Basileia II

O Acordo de Capital de Basileia II, também conhecido como Basileia II, foi um acordo assinado no âmbito do Comitê de Supervisão Bancária de Basileia em 2004 para substituir o acordo de Basileia I. O Basileia II fixa-se em três pilares e 29 princípios básicos sobre contabilidade e supervisão bancária.

Os três pilares são:
1. Capital (guardar)
2. Supervisão (fiscalizar)
3. Transparência e Disciplina de Mercado (divulgação de dados).

Breve histórico até 2004

O Comitê de Basileia - inicialmente denominado Comitê de Regulamentação Bancária e Práticas de Supervisão - foi criado pelos governadores dos bancos centrais dos países do Grupo dos Dez no final de 1974, na sequência de graves perturbações nos mercados internacionais de moeda e bancário (nomeadamente a falência do Bankhaus Herstatt na Alemanha Ocidental).
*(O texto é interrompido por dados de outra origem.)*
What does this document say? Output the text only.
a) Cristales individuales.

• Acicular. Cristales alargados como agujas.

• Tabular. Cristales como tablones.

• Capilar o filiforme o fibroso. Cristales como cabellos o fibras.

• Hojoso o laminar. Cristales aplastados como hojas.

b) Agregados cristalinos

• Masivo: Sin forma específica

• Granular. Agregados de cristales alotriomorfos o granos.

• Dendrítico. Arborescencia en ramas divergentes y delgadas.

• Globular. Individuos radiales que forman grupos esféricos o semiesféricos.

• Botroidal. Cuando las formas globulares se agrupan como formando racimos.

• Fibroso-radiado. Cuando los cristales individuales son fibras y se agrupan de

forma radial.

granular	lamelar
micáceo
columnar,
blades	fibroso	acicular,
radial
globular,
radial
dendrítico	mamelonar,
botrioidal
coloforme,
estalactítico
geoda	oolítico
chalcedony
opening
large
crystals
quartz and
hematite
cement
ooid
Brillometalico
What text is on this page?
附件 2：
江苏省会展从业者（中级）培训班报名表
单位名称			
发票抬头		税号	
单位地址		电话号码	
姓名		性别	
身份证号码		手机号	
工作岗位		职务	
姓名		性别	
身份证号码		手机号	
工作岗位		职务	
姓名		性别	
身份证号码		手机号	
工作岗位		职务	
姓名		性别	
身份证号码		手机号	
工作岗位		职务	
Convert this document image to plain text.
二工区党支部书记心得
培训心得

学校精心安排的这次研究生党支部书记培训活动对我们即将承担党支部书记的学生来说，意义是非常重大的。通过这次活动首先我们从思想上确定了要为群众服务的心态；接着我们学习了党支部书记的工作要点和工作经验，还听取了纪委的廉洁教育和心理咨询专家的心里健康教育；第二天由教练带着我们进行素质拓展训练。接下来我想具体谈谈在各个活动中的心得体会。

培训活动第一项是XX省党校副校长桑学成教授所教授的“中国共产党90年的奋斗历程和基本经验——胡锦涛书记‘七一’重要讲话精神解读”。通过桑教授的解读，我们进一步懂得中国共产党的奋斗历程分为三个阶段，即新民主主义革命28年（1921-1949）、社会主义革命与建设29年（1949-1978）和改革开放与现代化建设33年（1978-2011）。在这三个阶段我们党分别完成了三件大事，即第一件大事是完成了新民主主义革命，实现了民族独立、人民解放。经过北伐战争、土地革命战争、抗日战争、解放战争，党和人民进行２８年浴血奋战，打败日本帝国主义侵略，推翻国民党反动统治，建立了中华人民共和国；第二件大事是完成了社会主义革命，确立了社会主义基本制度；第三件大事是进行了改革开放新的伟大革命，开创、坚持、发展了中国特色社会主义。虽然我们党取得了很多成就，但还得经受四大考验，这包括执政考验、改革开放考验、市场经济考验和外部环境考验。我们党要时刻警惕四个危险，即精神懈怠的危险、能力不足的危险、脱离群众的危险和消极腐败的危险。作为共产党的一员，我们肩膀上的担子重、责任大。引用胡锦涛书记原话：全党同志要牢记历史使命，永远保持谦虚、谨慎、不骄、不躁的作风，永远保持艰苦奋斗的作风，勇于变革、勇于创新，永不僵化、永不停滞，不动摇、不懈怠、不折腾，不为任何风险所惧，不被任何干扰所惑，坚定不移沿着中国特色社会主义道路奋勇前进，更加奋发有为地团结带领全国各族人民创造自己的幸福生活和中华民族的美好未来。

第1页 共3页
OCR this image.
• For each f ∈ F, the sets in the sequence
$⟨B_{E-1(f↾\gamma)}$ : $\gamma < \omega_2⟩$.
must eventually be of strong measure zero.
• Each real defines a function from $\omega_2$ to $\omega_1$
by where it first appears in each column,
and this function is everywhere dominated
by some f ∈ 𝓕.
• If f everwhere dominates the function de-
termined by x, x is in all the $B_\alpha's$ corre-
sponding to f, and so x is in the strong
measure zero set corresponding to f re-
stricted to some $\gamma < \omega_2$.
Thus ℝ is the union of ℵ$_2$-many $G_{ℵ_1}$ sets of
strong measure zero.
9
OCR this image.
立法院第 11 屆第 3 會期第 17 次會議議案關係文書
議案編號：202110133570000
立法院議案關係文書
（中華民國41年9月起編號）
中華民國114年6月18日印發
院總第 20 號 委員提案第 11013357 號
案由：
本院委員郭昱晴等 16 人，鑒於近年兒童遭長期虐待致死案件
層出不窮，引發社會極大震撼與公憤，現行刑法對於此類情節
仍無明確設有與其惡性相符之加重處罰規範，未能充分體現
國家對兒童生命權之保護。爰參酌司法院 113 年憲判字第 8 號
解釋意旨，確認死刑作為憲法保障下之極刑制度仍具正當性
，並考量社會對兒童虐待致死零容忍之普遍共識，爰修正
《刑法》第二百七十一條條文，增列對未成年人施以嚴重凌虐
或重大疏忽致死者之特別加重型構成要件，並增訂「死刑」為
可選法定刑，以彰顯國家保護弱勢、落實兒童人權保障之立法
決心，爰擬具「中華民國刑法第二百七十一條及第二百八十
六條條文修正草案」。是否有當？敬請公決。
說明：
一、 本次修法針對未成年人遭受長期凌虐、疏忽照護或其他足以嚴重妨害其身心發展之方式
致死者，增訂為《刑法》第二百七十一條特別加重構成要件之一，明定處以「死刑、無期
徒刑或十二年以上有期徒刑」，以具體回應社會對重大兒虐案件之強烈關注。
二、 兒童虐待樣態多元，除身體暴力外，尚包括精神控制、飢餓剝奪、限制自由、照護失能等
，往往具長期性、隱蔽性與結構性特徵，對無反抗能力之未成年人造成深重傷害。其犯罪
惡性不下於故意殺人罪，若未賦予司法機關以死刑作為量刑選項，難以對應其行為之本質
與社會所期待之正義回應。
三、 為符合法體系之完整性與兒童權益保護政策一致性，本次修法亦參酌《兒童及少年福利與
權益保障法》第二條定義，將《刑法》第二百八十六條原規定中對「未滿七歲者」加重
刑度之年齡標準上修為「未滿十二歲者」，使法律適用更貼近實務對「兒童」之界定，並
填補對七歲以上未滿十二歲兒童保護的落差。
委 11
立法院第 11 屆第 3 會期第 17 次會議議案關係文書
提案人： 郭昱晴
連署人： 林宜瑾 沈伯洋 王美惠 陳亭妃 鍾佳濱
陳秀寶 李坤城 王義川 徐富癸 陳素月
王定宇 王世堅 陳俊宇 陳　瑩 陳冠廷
O Comitê de Supervisão Bancária de Basileia, com sede no Banco de Compensações Internacionais em Basileia, foi criado para melhorar a estabilidade financeira, melhorando a qualidade da supervisão bancária em todo o mundo, e para servir como um fórum para cooperação regular entre seus países membros em questões de supervisão bancária. A primeira reunião do Comitê ocorreu em fevereiro de 1975 e, desde então, as reuniões têm sido realizadas regularmente três ou quatro vezes por ano.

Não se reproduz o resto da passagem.